With powerful players like Rafael Nadal and Novak Djokovic pitted against the craft and finesse that Roger Federer brings – it’s no wonder this is the inspiration of many as men head to the tennis courts of fitness clubs or local parks ready to blast a few balls in anger.
This is all well and good, but considering many men may not have picked up a tennis racquet in a while, or certainly not since last summer, there are some points to keep in mind. Health and fitness is key to your success and enjoyment of the game, so you’ll want to be in good shape. Furthermore, movement of the body and limbs is a focus – the act of playing tennis involves actions that your body wouldn’t necessarily have become familiar with through a gym routine.
Injuries with the wrists and arms are commonplace in the novice tennis world. So how does the sporty discerning gent avoid the common ailments that could curtail an exciting summer on the courts? Elysium sought the advice of Tony Kochhar, a consultant Shoulder, Elbow ad Upper Limb Surgeon (all the potential problem areas then) for advice on identifying symptoms and overcoming such issues.
Elysium Magazine (EM): After not playing any sort of racquet sport for a while, what is the best way to prepare the body for tennis this summer and avoid injury?

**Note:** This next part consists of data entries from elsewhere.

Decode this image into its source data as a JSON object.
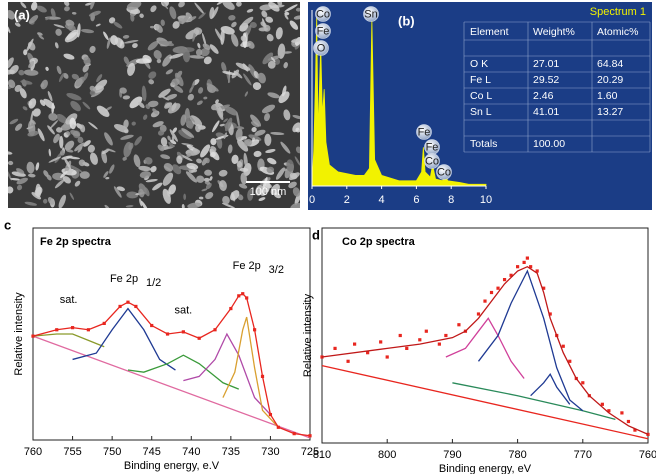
{
  "panel_a": {
    "label": "(a)",
    "scale_bar": "100 nm"
  },
  "panel_b": {
    "label": "(b)",
    "spectrum_title": "Spectrum 1",
    "peak_labels": [
      "Co",
      "Fe",
      "O",
      "Sn",
      "Fe",
      "Fe",
      "Co",
      "Co"
    ],
    "table": {
      "header": [
        "Element",
        "Weight%",
        "Atomic%"
      ],
      "rows": [
        [
          "O K",
          "27.01",
          "64.84"
        ],
        [
          "Fe L",
          "29.52",
          "20.29"
        ],
        [
          "Co L",
          "2.46",
          "1.60"
        ],
        [
          "Sn L",
          "41.01",
          "13.27"
        ],
        [
          "Totals",
          "100.00"
        ]
      ]
    }
  },
  "chart_data": [
    {
      "type": "area",
      "color": "#f2f200",
      "x": [
        0,
        0.1,
        0.2,
        0.27,
        0.35,
        0.5,
        0.6,
        0.7,
        0.8,
        1,
        1.5,
        2,
        2.5,
        3,
        3.3,
        3.44,
        3.6,
        4,
        5,
        6,
        6.3,
        6.4,
        6.5,
        6.8,
        6.93,
        7.1,
        7.5,
        7.65,
        7.8,
        8.5,
        9,
        10
      ],
      "values": [
        0,
        20,
        60,
        97,
        30,
        80,
        40,
        55,
        25,
        12,
        8,
        7,
        6,
        6,
        10,
        95,
        15,
        6,
        3,
        3,
        8,
        22,
        8,
        5,
        12,
        4,
        3,
        6,
        3,
        2,
        1,
        1
      ],
      "xlim": [
        0,
        10
      ],
      "xticks": [
        0,
        2,
        4,
        6,
        8,
        10
      ],
      "ylim": [
        0,
        100
      ]
    },
    {
      "type": "line",
      "panel_label": "c",
      "title": "Fe 2p spectra",
      "x_label": "Binding energy, e.V",
      "y_label": "Relative intensity",
      "xlim": [
        760,
        725
      ],
      "xticks": [
        760,
        755,
        750,
        745,
        740,
        735,
        730,
        725
      ],
      "ylim": [
        0,
        100
      ],
      "annotations": [
        {
          "text": "sat."
        },
        {
          "text": "Fe 2p",
          "sub": "1/2"
        },
        {
          "text": "sat."
        },
        {
          "text": "Fe 2p",
          "sub": "3/2"
        }
      ],
      "series": [
        {
          "color": "#e06aa0",
          "mode": "line",
          "x": [
            760,
            725
          ],
          "values": [
            49,
            1
          ]
        },
        {
          "color": "#8a9a2a",
          "mode": "line",
          "x": [
            760,
            757,
            755,
            753,
            751
          ],
          "values": [
            49,
            50,
            50,
            47,
            44
          ]
        },
        {
          "color": "#1f3a93",
          "mode": "line",
          "x": [
            755,
            752,
            750,
            748,
            746,
            744,
            742
          ],
          "values": [
            38,
            41,
            52,
            62,
            52,
            38,
            33
          ]
        },
        {
          "color": "#3a9a3a",
          "mode": "line",
          "x": [
            748,
            746,
            743,
            741,
            739,
            736,
            734
          ],
          "values": [
            33,
            32,
            36,
            40,
            36,
            27,
            24
          ]
        },
        {
          "color": "#b04aa8",
          "mode": "line",
          "x": [
            741,
            739,
            737,
            735.5,
            734,
            732,
            730
          ],
          "values": [
            28,
            30,
            38,
            50,
            40,
            20,
            12
          ]
        },
        {
          "color": "#d9a030",
          "mode": "line",
          "x": [
            736,
            734.5,
            733.5,
            733,
            732,
            731,
            729
          ],
          "values": [
            20,
            32,
            52,
            58,
            34,
            14,
            6
          ]
        },
        {
          "color": "#e8261f",
          "mode": "line+points",
          "x": [
            760,
            757,
            755,
            753,
            751,
            749,
            748,
            747,
            745,
            743,
            741,
            739,
            737,
            735,
            734,
            733.5,
            733,
            732,
            731,
            730,
            729,
            727,
            725
          ],
          "values": [
            49,
            52,
            53,
            52,
            55,
            63,
            65,
            63,
            54,
            50,
            51,
            48,
            52,
            62,
            68,
            69,
            67,
            52,
            30,
            12,
            6,
            3,
            2
          ]
        }
      ]
    },
    {
      "type": "line",
      "panel_label": "d",
      "title": "Co 2p spectra",
      "x_label": "Binding energy, eV",
      "y_label": "Relative intensity",
      "xlim": [
        810,
        760
      ],
      "xticks": [
        810,
        800,
        790,
        780,
        770,
        760
      ],
      "ylim": [
        0,
        100
      ],
      "series": [
        {
          "color": "#e8261f",
          "mode": "line",
          "x": [
            810,
            760
          ],
          "values": [
            36,
            2
          ]
        },
        {
          "color": "#2a8a5a",
          "mode": "line",
          "x": [
            790,
            780,
            770,
            765
          ],
          "values": [
            28,
            22,
            15,
            11
          ]
        },
        {
          "color": "#d0409a",
          "mode": "line",
          "x": [
            791,
            788,
            786,
            784.5,
            783,
            781,
            779
          ],
          "values": [
            40,
            44,
            52,
            58,
            50,
            38,
            30
          ]
        },
        {
          "color": "#1f3a93",
          "mode": "line",
          "x": [
            786,
            783,
            781,
            778.5,
            776,
            774,
            772,
            770
          ],
          "values": [
            38,
            50,
            65,
            80,
            58,
            35,
            20,
            15
          ]
        },
        {
          "color": "#1f3a93",
          "mode": "line",
          "x": [
            778,
            776,
            775,
            774,
            772
          ],
          "values": [
            22,
            28,
            32,
            26,
            18
          ]
        },
        {
          "color": "#e8261f",
          "mode": "points",
          "x": [
            810,
            808,
            806,
            805,
            803,
            801,
            800,
            798,
            797,
            795,
            794,
            792,
            791,
            789,
            788,
            786,
            785,
            784,
            783,
            782,
            781,
            780,
            779,
            778.5,
            778,
            777,
            776,
            775,
            774,
            773,
            772,
            771,
            770,
            769,
            767,
            766,
            764,
            763,
            762,
            760
          ],
          "values": [
            40,
            44,
            38,
            46,
            42,
            47,
            40,
            50,
            44,
            48,
            52,
            46,
            50,
            55,
            52,
            60,
            66,
            70,
            72,
            76,
            78,
            82,
            84,
            86,
            82,
            80,
            72,
            60,
            50,
            45,
            38,
            30,
            28,
            22,
            18,
            15,
            14,
            10,
            6,
            4
          ]
        },
        {
          "color": "#c01818",
          "mode": "line",
          "x": [
            810,
            800,
            795,
            790,
            788,
            786,
            784,
            782,
            780,
            778.5,
            777,
            776,
            775,
            773,
            771,
            769,
            766,
            763,
            760
          ],
          "values": [
            40,
            44,
            46,
            49,
            52,
            58,
            66,
            74,
            80,
            82,
            79,
            70,
            58,
            42,
            30,
            22,
            14,
            8,
            4
          ]
        }
      ]
    }
  ]
}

Tony Kochhar (TK): This is a really important question. A lot of people who come to see me have recently played tennis as a one-off (with friends) or have recently taken up the sport and have injured their shoulder. The key is to developing the muscle memory to perform those movements required in tennis over a period of time.
Key points:
- Warm up properly – tip to toe. For the first few times you play, the warm up should be at least 30 minutes. It sounds like a lot but it’s the key to an injury free season.
- If you go to the gym, rather than your usual workout, try some sports specific exercises. For tennis, combining some light dumbbell exercises while standing on a Bosu ball is great for ankle stability, core strength and for your shoulders. I would also work on the shoulders and upper body using the cable machines.
- Stretch out after playing – those muscles that haven’t been used before need to return to normal ASAP.
- Allow the tissues to recover – play regularly but try not to play on consecutive days at first.
EM: I’ve a pretty powerful serve but the action of movement causes stiffness and soreness in my shoulder. Is there anyway to relieve the pain without reducing the power of my serve?
TK: The power serve is something that we all try to develop. Unfortunately winding up to strike the ball involves moving the shoulder into abnormal positions and this can lead to injuries, often of the rotator cuff or the biceps tendon. If left unchecked, this often needs surgery. Sports specific training can prevent this. I would suggest a combination of stretching, cable workouts for strengthening and plyometrics (explosive strength – my favourite is using a tornado ball).
EM: The dreaded Tennis Elbow – what are the symptoms, and how do I cure this?
TK: The Tennis Elbow is often associated with poor technique. Not getting the body behind the ball and overexertion of the forearm muscles rather than using the power from the whole arm and trunk are the most common technical problems. The grip and the racquet are also important. Over or under grip will also cause greater strain on the forearm as will a heavy or tightly strung racquet.
Key points for Tennis Elbow treatment:
- When it hurts or before you play, wrap a hot towel around your elbow. It increases the blood flow to the tissues and makes the lubricating fluid in and around the elbow more efficient
- Simple eccentric exercises – these are great at reducing the strain in the muscles affected by tennis elbow
- Massage
- Anti-inflammatory tablets – take a short course but make sure you check with your GP or pharmacist you are OK to take them
- Avoid playing tennis for a few days – let the tissues recover!
Now you’re all set to battle it out on the courts and dominate from baseline to net play. As with all things relating to health and fitness; it’s always best to know your body – spotting signs of fatigue or injury will help stop a little twinge developing into a full blown problem. You’ve got too many aces to smash and match points to win this summer without letting injury get in the way.